A-CGray avatar Dec 19 '24 13:12 A-CGray

This is tenuous at best, but seems like as of 2023, ifx was known to not work very well with complex numbers, at least from a performance perspective.

Also, some of the default floating point arithmetic behaviour is different between ifort and ifx, ifort checks for NaNs by default while ifx doesn't

A-CGray avatar Jan 14 '25 01:01 A-CGray

The NaN check might be a problem since -fp-model=fast is the default. Even though I did not report it here, I feel I did run this with precise and strict at some point, and it did not have any effect. This we can test. The issue with ifx and complex numbers and optimization seems like a more possible explanation, since the code does seem to work with no optimizations -O0. Its possible that a newer compiler version will fix this, but we should check the compiler release notes.

eirikurj avatar Jan 14 '25 13:01 eirikurj

Did a very quick test with the latest image testing these combinations of optimization flags and floating point models. All pass, but only when the optimizations are turned off.

opt flag fast precise strict
O0 pass pass pass
O1 fail fail fail
O2 fail fail fail

eirikurj avatar Jan 14 '25 13:01 eirikurj

Damn, it's not that then. I'm also not fully convinced this is purely a complex number issue either, as some of the failing tests don't involve the complexified code.

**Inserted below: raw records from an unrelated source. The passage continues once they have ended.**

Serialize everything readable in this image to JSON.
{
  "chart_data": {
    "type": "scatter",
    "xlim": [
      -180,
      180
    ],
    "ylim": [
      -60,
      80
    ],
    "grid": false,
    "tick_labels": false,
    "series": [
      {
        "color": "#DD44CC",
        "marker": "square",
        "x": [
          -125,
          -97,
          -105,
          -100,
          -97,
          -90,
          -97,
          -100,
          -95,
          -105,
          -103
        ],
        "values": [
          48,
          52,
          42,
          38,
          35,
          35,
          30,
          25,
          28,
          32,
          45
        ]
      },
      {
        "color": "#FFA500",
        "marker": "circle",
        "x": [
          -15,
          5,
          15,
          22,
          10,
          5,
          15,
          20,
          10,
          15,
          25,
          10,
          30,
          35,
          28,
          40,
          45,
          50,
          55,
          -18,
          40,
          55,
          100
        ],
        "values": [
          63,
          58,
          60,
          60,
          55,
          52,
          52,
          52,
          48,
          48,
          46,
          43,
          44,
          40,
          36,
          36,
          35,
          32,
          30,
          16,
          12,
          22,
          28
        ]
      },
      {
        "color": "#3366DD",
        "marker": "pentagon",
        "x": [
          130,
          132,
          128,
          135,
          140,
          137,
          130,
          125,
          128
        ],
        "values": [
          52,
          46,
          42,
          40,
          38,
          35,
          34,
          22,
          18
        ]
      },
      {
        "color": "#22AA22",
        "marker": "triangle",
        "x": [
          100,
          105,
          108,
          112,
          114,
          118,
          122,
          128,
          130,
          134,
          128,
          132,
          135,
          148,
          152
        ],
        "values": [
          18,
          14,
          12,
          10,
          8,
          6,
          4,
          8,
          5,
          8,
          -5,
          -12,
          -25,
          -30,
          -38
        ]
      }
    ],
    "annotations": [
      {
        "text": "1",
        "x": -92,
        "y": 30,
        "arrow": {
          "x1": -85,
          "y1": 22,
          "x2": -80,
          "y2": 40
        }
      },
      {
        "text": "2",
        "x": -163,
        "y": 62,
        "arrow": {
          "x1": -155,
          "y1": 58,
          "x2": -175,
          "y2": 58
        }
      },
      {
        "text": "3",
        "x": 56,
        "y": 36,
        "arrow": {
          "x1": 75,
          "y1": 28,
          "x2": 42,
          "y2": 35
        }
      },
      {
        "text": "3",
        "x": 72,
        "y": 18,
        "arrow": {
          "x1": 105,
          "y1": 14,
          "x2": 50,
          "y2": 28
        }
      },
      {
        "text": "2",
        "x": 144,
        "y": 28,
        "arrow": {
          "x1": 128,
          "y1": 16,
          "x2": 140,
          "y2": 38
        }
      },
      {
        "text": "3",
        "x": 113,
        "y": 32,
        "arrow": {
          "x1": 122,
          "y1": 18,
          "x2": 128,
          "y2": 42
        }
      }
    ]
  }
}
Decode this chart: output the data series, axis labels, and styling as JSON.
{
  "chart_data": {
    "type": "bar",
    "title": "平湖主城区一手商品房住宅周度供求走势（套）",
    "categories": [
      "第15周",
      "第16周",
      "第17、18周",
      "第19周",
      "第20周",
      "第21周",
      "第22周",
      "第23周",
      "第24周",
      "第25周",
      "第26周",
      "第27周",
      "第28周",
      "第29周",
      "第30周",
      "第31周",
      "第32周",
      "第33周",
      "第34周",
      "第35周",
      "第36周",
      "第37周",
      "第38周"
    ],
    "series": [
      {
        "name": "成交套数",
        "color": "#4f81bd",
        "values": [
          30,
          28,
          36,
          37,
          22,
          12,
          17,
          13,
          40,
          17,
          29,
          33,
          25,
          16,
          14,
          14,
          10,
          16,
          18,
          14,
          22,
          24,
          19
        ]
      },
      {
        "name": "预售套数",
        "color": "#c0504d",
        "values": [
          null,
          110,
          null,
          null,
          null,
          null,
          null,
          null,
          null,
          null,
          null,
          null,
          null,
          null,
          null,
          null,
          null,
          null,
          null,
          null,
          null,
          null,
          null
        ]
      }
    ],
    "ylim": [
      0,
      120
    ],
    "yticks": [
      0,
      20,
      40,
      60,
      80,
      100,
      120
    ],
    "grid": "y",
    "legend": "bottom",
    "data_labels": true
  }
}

A-CGray avatar Jan 14 '25 14:01 A-CGray

@eirikurj , as a fallback, and to avoid holding up https://github.com/mdolab/docker/pull/266 any more we could just change the logic in the intel config file so that we use ifort -O2 if available and ifx -O0 if not?

I've implemented this in https://github.com/mdolab/CMPLXFOIL/pull/33

A-CGray avatar Jan 14 '25 21:01 A-CGray